Boronia kalumburuensis
- Conservation status: Priority Two — Poorly Known Taxa (DEC)

Scientific classification
- Kingdom: Plantae
- Clade: Tracheophytes
- Clade: Angiosperms
- Clade: Eudicots
- Clade: Rosids
- Order: Sapindales
- Family: Rutaceae
- Genus: Boronia
- Species: B. minutipinna
- Binomial name: Boronia minutipinna Duretto

= Boronia minutipinna =

- Authority: Duretto
- Conservation status: P2

Species of flowering plant

Boronia minutipinna is a plant in the citrus family Rutaceae and is endemic to a small area in the Kimberley region of Western Australia. It is an erect shrub with many branches, hairy stems and leaves, pinnate leaves and white to pink, four-petalled flowers with the sepals longer and wider than the petals.

==Description==
Boronia minutipinna is an erect, much branched shrub that grows to 50 cm high. Its branches and leaves are covered with star-like hairs. The leaves have between 17 and 35 leaflets and are 5-34 mm long and 2-4 mm wide in outline. The end leaflet is elliptic, 1-2 mm long and 0.5-1.5 mm wide, the side leaflets are rhombic, 0.5-1.5 mm long and wide. The flowers are white to pink and are arranged singly in leaf axils. The four sepals are triangular, 3-4 mm long and 1.5-2 mm wide, longer and wider than the petals. The four petals are 2.5-3 mm long 1.5-2 mm wide. The sepals and petals increase in size as the fruit develops. Flowering has only been observed in July.

==Taxonomy and naming==
Boronia minutipinna was first formally described in 1997 by Marco F. Duretto from a specimen collected on the Osmond Plateau, and the description was published in Nuytsia. According to Duretto, the specific epithet (minutipinna) is derived from the Latin minutas meaning "small" and pinnae meaning "wings", referring to the small leaflets. The word for "small" in classical Latin is minutus (masculine), minuta (feminine) or minutum (neuter).

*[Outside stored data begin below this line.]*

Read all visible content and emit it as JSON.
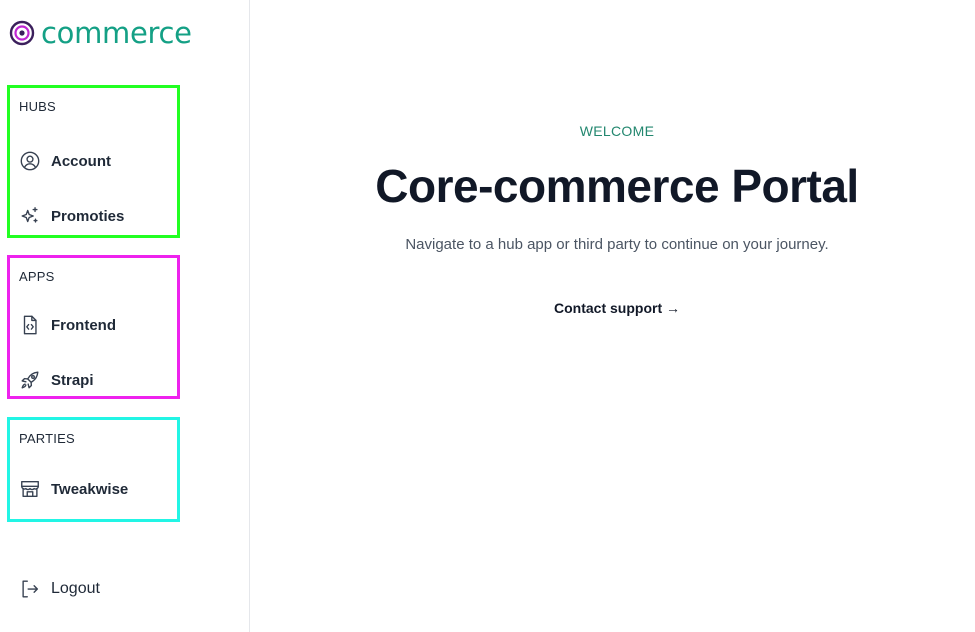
{
  "brand": {
    "name": "commerce",
    "color": "#14a085",
    "mark_icon": "concentric-circle-logo-icon"
  },
  "sidebar": {
    "groups": [
      {
        "title": "HUBS",
        "outline_color": "#22ff22",
        "items": [
          {
            "label": "Account",
            "icon": "user-circle-icon"
          },
          {
            "label": "Promoties",
            "icon": "sparkles-icon"
          }
        ]
      },
      {
        "title": "APPS",
        "outline_color": "#ee22ee",
        "items": [
          {
            "label": "Frontend",
            "icon": "code-file-icon"
          },
          {
            "label": "Strapi",
            "icon": "rocket-icon"
          }
        ]
      },
      {
        "title": "PARTIES",
        "outline_color": "#22f5e5",
        "items": [
          {
            "label": "Tweakwise",
            "icon": "storefront-icon"
          }
        ]
      }
    ],
    "logout": {
      "label": "Logout",
      "icon": "logout-arrow-icon"
    }
  },
  "main": {
    "eyebrow": "WELCOME",
    "eyebrow_color": "#23876f",
    "title": "Core-commerce Portal",
    "subtitle": "Navigate to a hub app or third party to continue on your journey.",
    "contact_link": "Contact support →"
  }
}
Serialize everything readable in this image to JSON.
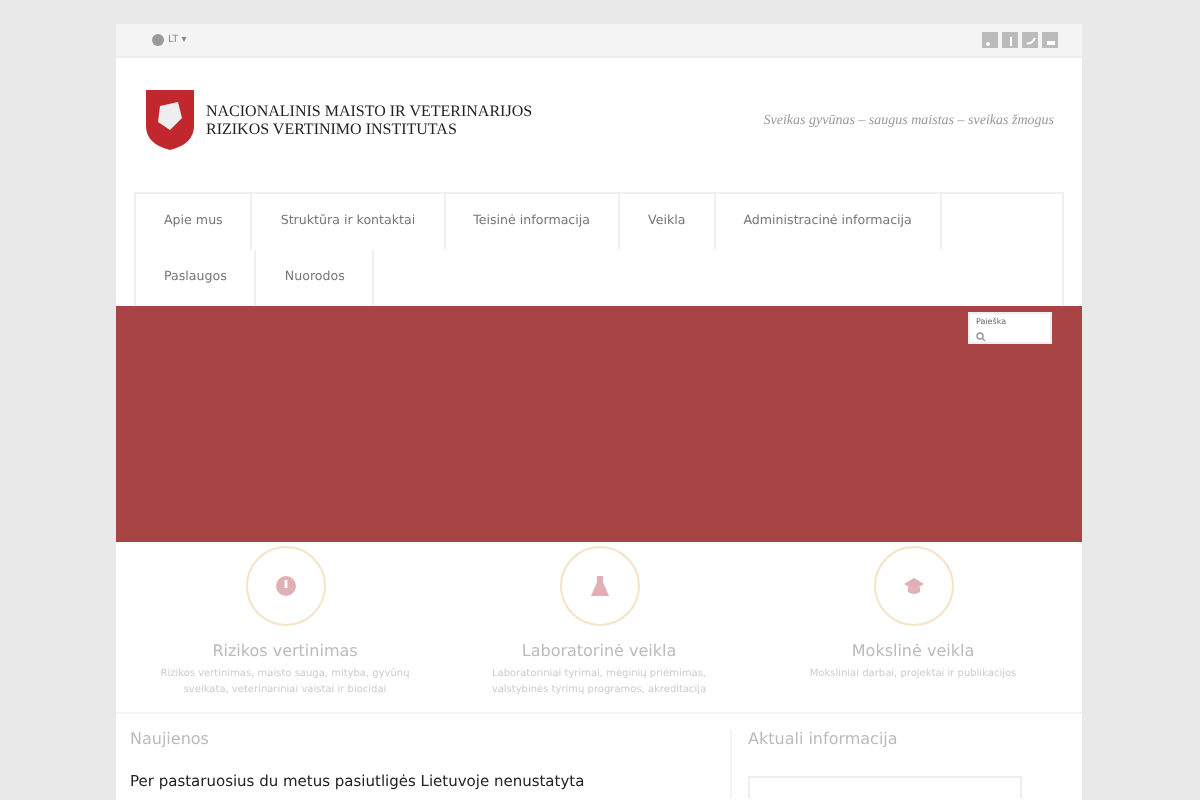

==Distribution and habitat==
Boronia minutipinna is only known from the Osmond Plateau in the Kimberley region of Western Australia where it grows in sand between boulders.

==Conservation==
This boronia is classified as "Priority Two" by the Western Australian Government Department of Parks and Wildlife meaning that it is poorly known and from only one or a few locations.